When I got the news of Professor Nnadozie Felix Inyama’s death, I started thinking about everything he meant to us his former students, about everything he stood for and lived for, about teachers and the delicate, important and often thankless job they do.
Remembrance is after all how the dead can ‘survive’ death, and it is also a sort of mental well from which the living can draw some comfort.
So, I thought about his classes: lively and animated, his dramatic way of making texts come alive, so that the characters in texts, far from being paper beings, are right there before you, living out their lives before your very eyes and for your enlightenment and amusement.
If you were a reluctant student of literature, it must have been because you never attended Professor Inyama’s class.
If passion for teaching were a human being, it would be Professor Inyama. I recall him admonishing us: ‘If you wait for us to teach you everything you need to know about this course, you may graduate more ignorant than you were before coming here. Those books in the library are for you’.

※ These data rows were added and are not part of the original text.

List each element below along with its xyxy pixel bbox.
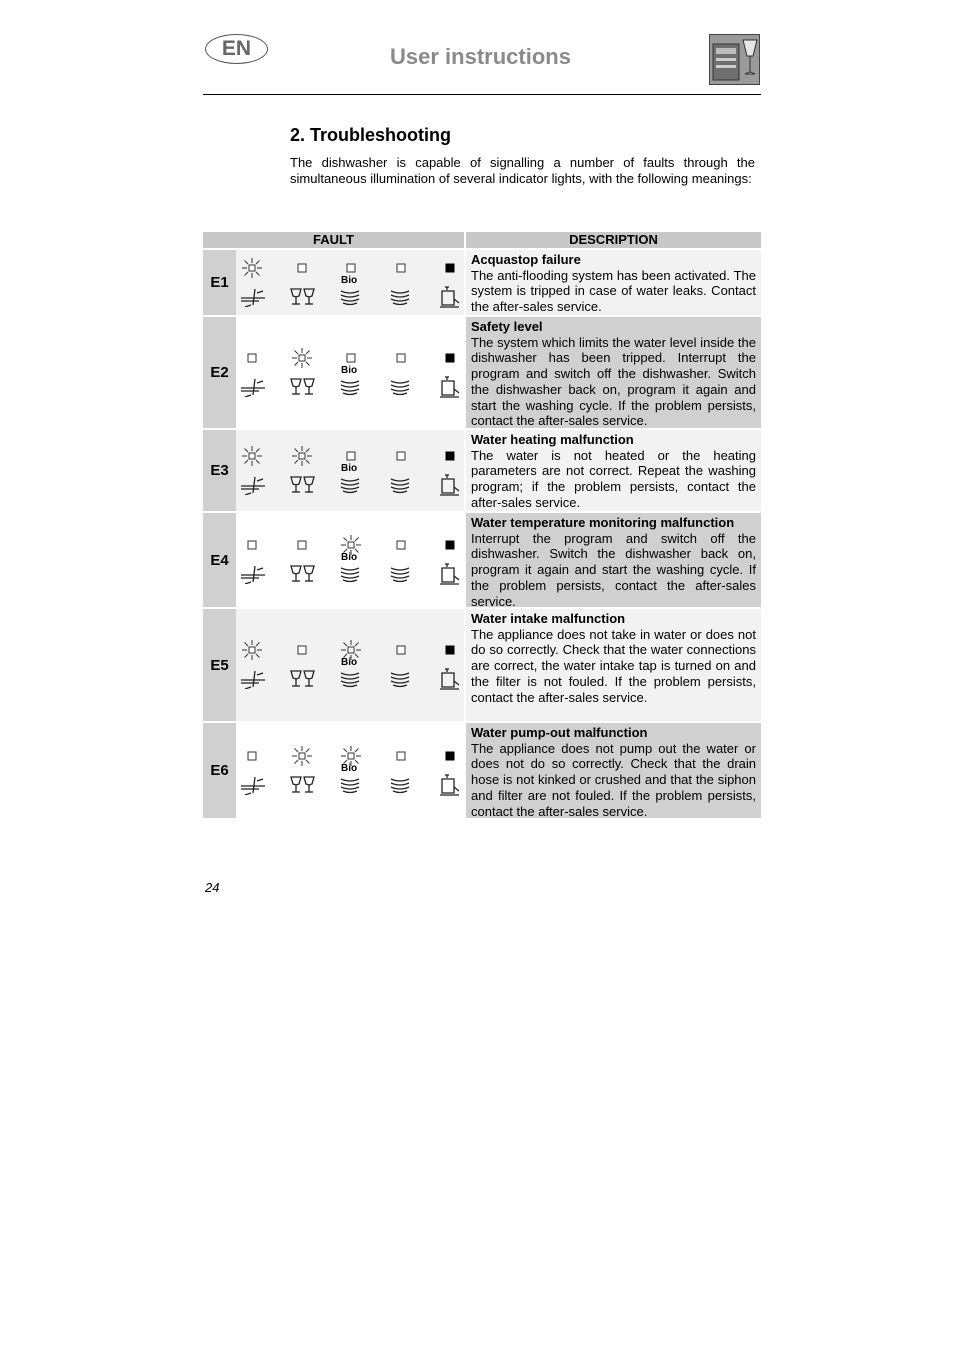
indicator-panel <box>236 430 464 511</box>
plates-icon <box>388 667 412 694</box>
tap-icon <box>239 473 267 500</box>
fault-text: Interrupt the program and switch off the dishwasher. Switch the dishwasher back on, program it again and start the washing cycle. If the problem persists, contact the after-sales service. <box>471 530 756 609</box>
pot-icon <box>437 562 463 593</box>
indicator-panel <box>236 250 464 315</box>
indicator-light-on <box>439 639 461 666</box>
bio-label: Bio <box>341 462 358 474</box>
fault-column-header: FAULT <box>203 232 464 248</box>
bio-label: Bio <box>341 657 358 668</box>
glasses-icon <box>289 773 317 800</box>
bio-label: Bio <box>341 274 358 286</box>
fault-text: The appliance does not take in water or does not do so correctly. Check that the water connections are correct, the water intake tap is turned on and the filter is not fouled. If the problem persists, contact the after-sales service. <box>471 626 756 705</box>
fault-description <box>466 513 761 607</box>
pot-icon <box>437 667 463 698</box>
fault-text: The system which limits the water level inside the dishwasher has been tripped. Interrupt the program and switch off the dishwasher. Switch the dishwasher back on, program it again and start the washing cycle. If the problem persists, contact the after-sales service. <box>471 334 756 429</box>
bio-label: Bio <box>341 552 358 563</box>
intro-paragraph: The dishwasher is capable of signalling a number of faults through the simultaneous illumination of several indicator lights, with the following meanings: <box>290 155 755 186</box>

I equally recall how we laughed so loudly at the irony and exaggeration in that advice. But we got the message. Here was a man who taught so much and still felt it was largely inadequate, a man who inspired in us a love for books that has sustained many of us till date.
As an undergraduate at Nsukka then, I remember a classmate pointing out to me: ‘you’re beginning to talk like Professor Inyama’.
She was right, because Professor Inyama was the embodiment of the sort of communicative competence and panache I craved as a student.
So I deliberately imitated him.
A former university orator, Professor Inyama represented the largely unacknowledged sacrifice that many teachers in the miserly funded Nigerian education sector render. He led a simple, contented and unassuming life, delighting in a total devotion to teaching and encouraging his students.
Comedy was his favourite genre. ‘The world is already a tragedy, so I prefer something different, comedy’, he said during his ‘Modern Comedy: Moliere to Soyinka’ class.
As I write this now, I am looking at the book Eight Great Comedies which he gave me as reward for answering questions during his comedy class, a book that has suddenly acquired surplus value for me as a tangible memory of a fine model of what an effective teacher should be; as a memento of a teacher who I loved so much, a teacher who taught for free for years after retiring, a humane, witty and decent teacher whose heart was the texture of soft gold.
The author of many articles, study guides and the short story collection Guest from the Sky and Other Stories, Professor Inyama will be sorely missed by staff and former students of the Department of English and Literary Studies, University of Nigeria Nsukka. May his soul rest in peace.